The strikeout results from assumptions that are patently wrong. Cities (urban areas) do not get more dense as they add population.
Cox notes, quite rightly, that the population density of the New York metropolitan area has fallen over the past half century. And he warns that one should be cautious about the productivity-density nexus because many of the country’s productive places have been getting less dense.
The problem is that he’s using a statistic that’s not very informative. Simple population density measures the average density across a particular area. If you have a metro that covers a large area but which features a very dense core, however, you can easily have a situation in which the vast majority of the metro’s population lives at densities above the average population density. I think it’s more informative to focus on weighted-average population density. To do this, you compute the density of a metropolitan area by averaging across Census tracts (for instance; you could also use municipalities or some other subdivision), weighted by population. The resulting weighted-average density tells you the density level at which the average resident of a metropolitan area lives. The average resident of the New York metro area lives at a much higher density level than the simple population density for the metro area.
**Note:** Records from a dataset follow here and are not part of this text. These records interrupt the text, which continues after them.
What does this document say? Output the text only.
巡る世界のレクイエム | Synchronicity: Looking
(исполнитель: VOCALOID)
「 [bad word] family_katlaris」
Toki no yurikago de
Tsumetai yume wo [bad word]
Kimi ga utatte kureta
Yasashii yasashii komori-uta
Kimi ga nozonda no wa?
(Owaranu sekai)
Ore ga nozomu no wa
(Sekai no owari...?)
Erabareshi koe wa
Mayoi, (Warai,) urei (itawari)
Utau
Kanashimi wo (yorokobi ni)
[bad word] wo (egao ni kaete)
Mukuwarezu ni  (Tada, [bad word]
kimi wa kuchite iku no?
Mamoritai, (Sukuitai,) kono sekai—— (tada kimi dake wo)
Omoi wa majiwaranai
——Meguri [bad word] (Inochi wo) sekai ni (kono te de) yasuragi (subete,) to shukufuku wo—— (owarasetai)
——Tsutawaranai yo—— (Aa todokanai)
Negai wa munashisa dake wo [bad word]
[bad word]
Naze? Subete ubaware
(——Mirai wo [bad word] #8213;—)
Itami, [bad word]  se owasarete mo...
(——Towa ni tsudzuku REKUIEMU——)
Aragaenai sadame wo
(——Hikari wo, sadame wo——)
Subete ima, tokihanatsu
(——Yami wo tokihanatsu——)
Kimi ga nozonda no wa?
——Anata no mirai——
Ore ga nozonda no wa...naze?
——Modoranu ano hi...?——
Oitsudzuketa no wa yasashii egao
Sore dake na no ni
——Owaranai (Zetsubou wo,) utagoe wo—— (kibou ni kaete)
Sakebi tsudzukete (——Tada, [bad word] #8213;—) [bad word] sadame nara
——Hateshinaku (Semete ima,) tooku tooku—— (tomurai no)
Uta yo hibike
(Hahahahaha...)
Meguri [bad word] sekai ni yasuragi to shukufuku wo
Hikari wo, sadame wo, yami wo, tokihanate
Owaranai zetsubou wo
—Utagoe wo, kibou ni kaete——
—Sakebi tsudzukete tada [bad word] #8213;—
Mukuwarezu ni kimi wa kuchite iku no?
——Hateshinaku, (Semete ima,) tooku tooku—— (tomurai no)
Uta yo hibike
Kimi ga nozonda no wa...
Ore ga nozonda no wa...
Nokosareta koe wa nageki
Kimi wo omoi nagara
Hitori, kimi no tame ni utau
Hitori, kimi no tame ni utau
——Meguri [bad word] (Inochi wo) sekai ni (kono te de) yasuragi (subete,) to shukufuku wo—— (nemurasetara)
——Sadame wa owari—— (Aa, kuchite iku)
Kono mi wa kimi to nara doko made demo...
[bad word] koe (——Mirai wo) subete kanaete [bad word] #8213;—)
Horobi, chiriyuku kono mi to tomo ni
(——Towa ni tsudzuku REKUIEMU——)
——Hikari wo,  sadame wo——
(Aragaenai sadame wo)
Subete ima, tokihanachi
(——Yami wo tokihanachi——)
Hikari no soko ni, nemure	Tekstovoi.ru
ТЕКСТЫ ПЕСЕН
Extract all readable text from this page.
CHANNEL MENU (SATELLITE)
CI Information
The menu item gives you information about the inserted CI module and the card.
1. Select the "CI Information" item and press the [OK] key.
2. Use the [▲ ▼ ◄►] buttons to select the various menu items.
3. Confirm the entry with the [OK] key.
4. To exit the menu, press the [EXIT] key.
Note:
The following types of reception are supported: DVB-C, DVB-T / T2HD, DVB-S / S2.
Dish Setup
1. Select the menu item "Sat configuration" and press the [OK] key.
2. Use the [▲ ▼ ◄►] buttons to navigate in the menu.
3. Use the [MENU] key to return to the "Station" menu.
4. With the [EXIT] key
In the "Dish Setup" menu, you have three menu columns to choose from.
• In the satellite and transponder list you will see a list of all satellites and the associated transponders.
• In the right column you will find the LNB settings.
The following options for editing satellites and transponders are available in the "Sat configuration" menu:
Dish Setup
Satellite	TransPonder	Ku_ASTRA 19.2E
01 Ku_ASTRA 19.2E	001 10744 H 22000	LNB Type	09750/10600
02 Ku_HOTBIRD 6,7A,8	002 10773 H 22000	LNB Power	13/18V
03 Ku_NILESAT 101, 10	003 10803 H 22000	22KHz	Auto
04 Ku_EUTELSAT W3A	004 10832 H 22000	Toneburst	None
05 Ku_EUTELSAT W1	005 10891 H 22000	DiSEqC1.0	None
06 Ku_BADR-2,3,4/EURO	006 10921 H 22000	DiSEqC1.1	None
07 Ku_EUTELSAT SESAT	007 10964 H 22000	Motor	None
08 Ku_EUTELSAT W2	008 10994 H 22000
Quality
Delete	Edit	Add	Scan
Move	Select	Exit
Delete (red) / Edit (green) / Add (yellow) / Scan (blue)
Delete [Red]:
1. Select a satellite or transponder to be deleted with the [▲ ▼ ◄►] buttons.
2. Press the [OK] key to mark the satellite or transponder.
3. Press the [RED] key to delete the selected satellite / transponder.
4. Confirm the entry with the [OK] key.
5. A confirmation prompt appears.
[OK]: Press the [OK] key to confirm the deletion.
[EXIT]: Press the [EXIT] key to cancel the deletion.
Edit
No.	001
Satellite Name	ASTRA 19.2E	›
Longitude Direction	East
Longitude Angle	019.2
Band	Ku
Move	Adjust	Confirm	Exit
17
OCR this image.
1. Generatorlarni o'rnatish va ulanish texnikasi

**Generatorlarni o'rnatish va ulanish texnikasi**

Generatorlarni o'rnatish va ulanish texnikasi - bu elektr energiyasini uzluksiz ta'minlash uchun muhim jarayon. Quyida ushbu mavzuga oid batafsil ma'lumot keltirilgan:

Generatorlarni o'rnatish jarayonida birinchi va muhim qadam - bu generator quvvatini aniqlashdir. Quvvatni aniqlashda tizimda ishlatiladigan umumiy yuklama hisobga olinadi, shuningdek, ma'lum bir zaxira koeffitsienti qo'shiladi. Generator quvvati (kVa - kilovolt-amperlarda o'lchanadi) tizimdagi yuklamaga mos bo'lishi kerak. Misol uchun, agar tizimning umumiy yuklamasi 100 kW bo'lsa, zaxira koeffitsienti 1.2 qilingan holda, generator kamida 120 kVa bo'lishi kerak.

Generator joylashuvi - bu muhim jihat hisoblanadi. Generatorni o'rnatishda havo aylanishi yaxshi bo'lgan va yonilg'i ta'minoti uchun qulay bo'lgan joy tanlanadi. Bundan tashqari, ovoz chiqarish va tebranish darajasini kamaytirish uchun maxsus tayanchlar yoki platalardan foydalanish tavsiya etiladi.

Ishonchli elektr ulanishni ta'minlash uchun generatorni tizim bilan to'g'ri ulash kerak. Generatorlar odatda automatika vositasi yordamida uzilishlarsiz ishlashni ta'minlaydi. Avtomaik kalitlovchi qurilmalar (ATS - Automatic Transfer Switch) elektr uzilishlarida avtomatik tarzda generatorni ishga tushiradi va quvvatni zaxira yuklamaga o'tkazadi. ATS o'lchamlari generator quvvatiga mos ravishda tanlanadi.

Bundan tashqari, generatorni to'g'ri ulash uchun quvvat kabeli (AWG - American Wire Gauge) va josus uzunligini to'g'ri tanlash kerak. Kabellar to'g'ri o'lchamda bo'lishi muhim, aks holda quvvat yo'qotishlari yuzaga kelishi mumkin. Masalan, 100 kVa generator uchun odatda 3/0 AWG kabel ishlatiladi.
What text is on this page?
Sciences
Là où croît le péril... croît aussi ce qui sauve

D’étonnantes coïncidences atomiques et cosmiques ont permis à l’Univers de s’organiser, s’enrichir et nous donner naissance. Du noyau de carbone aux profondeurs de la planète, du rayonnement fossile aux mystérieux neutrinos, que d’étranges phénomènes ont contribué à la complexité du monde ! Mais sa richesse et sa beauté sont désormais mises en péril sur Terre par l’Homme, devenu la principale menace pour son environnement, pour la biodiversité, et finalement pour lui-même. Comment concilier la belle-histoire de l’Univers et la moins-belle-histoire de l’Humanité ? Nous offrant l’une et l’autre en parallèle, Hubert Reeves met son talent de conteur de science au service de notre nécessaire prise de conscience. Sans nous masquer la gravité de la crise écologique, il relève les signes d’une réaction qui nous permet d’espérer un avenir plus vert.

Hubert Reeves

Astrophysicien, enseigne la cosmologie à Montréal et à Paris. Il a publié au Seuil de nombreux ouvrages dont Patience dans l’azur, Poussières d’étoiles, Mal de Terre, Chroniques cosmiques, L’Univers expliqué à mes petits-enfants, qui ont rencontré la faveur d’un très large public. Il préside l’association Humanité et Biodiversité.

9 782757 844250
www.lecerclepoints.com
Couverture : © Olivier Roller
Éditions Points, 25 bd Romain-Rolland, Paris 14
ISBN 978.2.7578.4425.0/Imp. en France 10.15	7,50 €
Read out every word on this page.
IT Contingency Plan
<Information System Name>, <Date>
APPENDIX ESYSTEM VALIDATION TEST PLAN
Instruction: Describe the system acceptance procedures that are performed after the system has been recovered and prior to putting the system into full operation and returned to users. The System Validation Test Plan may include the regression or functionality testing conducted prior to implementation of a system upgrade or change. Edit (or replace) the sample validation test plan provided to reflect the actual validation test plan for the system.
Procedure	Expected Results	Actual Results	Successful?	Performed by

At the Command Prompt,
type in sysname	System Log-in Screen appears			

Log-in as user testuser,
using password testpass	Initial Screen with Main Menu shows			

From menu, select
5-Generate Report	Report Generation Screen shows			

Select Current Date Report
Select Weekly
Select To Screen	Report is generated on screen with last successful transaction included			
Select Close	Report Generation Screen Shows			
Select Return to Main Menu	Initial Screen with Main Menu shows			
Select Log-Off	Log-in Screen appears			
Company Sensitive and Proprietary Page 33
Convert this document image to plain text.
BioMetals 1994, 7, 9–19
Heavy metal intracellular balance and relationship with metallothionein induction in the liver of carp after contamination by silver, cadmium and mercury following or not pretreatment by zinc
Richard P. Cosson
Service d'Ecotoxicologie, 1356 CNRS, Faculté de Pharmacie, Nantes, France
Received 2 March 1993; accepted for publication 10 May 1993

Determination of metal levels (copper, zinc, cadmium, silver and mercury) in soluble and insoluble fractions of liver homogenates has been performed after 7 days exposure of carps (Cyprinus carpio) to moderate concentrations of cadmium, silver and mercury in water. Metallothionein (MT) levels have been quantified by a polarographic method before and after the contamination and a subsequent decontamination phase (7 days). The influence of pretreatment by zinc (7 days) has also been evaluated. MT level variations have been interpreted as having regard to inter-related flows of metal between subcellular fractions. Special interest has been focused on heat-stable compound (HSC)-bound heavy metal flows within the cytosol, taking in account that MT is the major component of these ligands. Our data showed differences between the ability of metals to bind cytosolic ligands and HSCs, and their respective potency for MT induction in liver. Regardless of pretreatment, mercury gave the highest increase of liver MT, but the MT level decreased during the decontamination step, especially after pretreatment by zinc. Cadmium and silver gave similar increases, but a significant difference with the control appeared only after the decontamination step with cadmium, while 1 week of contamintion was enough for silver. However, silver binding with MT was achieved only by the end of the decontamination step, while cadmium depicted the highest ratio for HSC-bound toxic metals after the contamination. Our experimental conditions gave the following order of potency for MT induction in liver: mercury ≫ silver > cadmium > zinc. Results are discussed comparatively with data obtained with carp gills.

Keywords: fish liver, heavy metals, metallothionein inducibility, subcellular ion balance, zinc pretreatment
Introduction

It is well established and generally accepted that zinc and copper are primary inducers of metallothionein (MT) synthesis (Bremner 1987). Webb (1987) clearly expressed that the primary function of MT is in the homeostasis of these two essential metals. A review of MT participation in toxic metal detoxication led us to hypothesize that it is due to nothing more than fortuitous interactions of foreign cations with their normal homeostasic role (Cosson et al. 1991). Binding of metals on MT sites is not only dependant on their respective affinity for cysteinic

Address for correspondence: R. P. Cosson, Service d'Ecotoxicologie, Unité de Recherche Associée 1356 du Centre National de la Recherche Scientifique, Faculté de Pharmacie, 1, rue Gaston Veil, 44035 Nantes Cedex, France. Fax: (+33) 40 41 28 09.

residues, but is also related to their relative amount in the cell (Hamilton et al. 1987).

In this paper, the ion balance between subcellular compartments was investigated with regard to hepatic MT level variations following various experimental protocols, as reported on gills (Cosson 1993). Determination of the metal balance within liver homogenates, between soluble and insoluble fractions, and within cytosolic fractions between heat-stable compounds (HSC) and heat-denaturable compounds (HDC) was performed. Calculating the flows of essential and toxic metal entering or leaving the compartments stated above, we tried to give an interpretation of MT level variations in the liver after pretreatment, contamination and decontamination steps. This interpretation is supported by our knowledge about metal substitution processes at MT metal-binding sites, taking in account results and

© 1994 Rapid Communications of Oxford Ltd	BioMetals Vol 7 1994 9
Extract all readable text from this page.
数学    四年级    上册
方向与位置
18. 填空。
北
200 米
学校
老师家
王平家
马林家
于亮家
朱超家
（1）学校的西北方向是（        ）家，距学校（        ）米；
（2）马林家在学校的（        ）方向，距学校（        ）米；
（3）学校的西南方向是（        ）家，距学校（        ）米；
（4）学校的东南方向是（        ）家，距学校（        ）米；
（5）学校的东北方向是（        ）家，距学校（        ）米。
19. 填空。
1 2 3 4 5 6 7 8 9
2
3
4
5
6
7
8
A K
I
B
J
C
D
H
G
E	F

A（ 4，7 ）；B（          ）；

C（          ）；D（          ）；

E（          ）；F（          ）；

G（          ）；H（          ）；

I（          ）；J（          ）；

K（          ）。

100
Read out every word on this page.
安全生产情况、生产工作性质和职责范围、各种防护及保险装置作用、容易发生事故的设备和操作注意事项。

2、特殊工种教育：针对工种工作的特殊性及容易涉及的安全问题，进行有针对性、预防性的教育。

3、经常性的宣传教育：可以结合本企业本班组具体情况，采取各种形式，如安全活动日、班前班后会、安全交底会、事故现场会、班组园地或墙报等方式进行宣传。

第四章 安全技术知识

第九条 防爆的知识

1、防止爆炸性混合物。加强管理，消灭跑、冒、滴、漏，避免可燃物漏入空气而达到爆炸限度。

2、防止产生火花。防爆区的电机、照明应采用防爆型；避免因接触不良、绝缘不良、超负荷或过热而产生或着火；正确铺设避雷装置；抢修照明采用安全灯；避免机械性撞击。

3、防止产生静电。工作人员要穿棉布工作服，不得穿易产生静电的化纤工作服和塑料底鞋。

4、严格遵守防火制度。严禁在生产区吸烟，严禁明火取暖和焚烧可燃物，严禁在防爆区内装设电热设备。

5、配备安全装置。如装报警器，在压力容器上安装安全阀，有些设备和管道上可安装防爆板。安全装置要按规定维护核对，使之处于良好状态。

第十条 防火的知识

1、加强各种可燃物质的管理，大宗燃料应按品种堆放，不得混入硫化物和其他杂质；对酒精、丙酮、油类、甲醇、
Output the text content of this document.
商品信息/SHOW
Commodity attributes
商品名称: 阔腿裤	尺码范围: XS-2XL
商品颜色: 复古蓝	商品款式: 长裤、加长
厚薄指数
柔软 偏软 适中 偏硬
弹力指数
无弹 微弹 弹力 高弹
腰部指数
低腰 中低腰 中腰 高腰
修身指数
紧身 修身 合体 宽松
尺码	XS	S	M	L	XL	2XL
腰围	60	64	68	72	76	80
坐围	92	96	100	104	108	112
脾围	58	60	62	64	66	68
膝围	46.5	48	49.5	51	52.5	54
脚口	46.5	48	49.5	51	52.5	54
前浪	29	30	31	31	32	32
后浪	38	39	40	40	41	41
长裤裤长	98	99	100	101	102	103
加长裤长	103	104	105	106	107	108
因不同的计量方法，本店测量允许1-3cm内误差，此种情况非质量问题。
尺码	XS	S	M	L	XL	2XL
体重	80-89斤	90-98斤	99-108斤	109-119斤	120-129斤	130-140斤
And of course, large portions of the United States — including economically critical areas — do get more dense as they add population. New York City didn’t get any bigger between 2000 and 2010, but it did add over 200,000 people. As a result, it got considerably denser. Had it been easier to build in New York City, the rising demand to live there would have translated into even more population growth in the core, and correspondingly less growth in housing costs. It’s funny that Cox understands that building regulations are a problem but doesn’t connect onerous restrictions in the core with growth on metropolitan peripheries.
Cox also misunderstands another critical point of the piece, and of the book from which it’s adapted. He implies that higher incomes in dense, productive areas don’t count because they’re cancelled out by higher living costs. That’s true; the point I’m making is that people are moving from more productive cities to less productive cities because of the impact of housing costs on real earnings. What Cox neglects is the importance of the fact that businesses in expensive cities are willing and able to pay high nominal incomes. Why would they do that if they didn’t have to? A tradable good or service produced in Silicon Valley will fetch the same price in an export market as a similar good or service produced in Houston. You don’t get to charge more for a widget just because you chose to make it in an expensive city. That’s a big reason why lots of employers choose not to locate their businesses in Silicon Valley, or indeed in the United States. But many of them do choose to locate in the expensive city and pay the high wage, and as I point out in my book, expensive places like Silicon Valley employ a larger share of American workers in high value, export industries than do cheap places like Houston.
They do this because it’s worth it to them to locate in the expensive city. Firms in Silicon Valley enjoy higher productivity levels and informational spillovers — facilitated by density — that simply can’t be duplicated in other, cheaper cities. If they could be, they would be, and the high cost Silicon Valley economy would quickly implode.
The dense, high-wage metro areas like Silicon Valley have a significant economic value to the national economy, and the tight limitations on new development in those places prevent us from taking full advantage of that value. A great deal of economic potential is being wasted. It’s more important to recognize that than to argue that you know best what kind of development Americans want. Make it easier to meet housing demand in cities; if Americans love McMansions and hate walkable density, then that’s what builders will provide. I just want to make sure we stop costing ourselves easy opportunities for growth.